= Pädagogische Hochschule Bern =

Pädagogische Hochschule Bern (PH Bern, English: Bern University of Teacher Education) is the training institution for teachers in the Swiss canton of Bern. It has been operational since September 1, 2005, and was created by merging various teacher training and continuing education institutions. In addition to training and continuing education, the PHBern conducts research and development as well as media education and offers services. With over 3,000 students (as of 2021), the PHBern is one of the largest teacher training colleges in Switzerland.

== Education ==
The PHBern trains teachers for all levels of elementary school as well as for secondary level II. It also trains special education teachers. The diplomas of the PHBern are EDK-recognized and therefore valid throughout Switzerland.

The library of the University of Bern and the PHBern in the University Center von Roll, Fabrikstrasse 8.

Different admission requirements apply depending on the course of study. The PHBern conducts its own preparatory courses or entrance examinations in order to introduce people without a gymnasiale Maturität to a degree program.
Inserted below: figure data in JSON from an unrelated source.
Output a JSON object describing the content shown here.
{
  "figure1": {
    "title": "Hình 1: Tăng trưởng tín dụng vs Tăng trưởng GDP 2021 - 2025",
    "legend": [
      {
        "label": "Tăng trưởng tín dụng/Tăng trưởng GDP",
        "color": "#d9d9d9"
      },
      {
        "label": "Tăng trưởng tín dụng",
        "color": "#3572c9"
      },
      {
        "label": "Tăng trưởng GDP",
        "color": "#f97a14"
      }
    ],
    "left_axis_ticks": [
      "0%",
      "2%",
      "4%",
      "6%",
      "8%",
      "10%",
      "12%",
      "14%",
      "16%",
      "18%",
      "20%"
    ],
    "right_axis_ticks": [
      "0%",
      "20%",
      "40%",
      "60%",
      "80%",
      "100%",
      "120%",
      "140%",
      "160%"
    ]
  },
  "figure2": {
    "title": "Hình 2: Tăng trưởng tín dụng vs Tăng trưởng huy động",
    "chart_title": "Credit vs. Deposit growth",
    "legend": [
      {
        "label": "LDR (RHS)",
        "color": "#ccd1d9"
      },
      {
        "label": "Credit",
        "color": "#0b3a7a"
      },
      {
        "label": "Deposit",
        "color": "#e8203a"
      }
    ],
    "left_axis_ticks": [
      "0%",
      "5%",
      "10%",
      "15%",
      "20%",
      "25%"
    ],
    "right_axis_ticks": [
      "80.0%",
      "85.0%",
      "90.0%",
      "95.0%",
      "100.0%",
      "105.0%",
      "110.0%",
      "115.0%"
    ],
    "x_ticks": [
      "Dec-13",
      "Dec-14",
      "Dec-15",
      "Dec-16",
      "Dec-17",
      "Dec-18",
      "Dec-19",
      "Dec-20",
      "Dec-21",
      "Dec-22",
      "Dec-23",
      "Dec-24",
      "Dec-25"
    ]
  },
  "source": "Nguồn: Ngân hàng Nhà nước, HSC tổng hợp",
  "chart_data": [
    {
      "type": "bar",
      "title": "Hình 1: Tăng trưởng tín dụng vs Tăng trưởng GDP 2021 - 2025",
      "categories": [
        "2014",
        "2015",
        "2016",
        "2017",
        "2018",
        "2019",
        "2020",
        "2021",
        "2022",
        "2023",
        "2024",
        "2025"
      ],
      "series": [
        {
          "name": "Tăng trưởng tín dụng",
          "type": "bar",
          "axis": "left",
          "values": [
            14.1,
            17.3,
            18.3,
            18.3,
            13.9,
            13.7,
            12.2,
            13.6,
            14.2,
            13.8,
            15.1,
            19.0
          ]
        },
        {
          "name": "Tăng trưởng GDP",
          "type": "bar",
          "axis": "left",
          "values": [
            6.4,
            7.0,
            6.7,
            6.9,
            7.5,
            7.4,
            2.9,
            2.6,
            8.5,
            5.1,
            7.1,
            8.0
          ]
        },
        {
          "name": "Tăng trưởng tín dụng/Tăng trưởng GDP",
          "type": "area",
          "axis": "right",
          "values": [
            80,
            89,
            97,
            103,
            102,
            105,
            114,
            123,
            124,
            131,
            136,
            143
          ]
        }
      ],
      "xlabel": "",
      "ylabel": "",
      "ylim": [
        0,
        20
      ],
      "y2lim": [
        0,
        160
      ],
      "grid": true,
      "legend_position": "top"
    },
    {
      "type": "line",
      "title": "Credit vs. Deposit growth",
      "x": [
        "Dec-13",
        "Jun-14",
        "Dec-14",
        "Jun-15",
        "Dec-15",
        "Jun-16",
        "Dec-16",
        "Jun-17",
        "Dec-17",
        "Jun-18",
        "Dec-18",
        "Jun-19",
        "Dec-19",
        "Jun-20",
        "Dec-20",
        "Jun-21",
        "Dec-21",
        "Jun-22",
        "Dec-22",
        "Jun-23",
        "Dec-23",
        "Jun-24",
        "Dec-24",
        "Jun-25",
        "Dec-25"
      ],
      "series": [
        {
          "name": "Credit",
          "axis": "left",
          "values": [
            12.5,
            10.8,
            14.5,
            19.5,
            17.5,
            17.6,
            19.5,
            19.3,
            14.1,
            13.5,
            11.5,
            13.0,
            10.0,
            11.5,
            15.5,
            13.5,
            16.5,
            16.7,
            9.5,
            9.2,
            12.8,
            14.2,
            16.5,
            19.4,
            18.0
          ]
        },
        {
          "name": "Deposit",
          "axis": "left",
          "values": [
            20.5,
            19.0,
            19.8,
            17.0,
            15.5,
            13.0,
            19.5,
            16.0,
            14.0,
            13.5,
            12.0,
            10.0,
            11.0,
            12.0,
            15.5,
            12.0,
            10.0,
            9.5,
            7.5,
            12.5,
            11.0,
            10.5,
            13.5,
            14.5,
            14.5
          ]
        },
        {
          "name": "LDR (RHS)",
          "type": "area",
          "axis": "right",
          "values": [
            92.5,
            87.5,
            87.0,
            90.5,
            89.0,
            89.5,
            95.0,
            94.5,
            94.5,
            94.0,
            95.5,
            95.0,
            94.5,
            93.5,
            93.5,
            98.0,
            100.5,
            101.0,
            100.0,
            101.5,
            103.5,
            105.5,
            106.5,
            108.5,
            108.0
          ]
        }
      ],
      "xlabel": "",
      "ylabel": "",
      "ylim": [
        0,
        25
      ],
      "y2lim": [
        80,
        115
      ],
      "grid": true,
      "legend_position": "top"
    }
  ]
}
In cooperation with other universities, the PHBern offers three Master's programs in subject didactics:

- Joint Master Didactics of Sport
- Master of Didactics of Nature, Man, Society and Sustainable Development (NMG + NE)
- Master of Didactics of Textile and Technical Design (TTG - D)

== Research at the PHBern ==
The central tasks of the PHBern also include research, development and evaluation. The aim is to link research, teaching and school practice. The results of the research, development and evaluation projects support school and teaching practice and help to improve the education and training of teachers.

The research and development projects are financed with funds from the PHBern or through third-party funding. In addition, the PHBern conducts contract research and evaluations for third parties. Research results are made accessible to the public as well as to professional practice through various event formats and publications.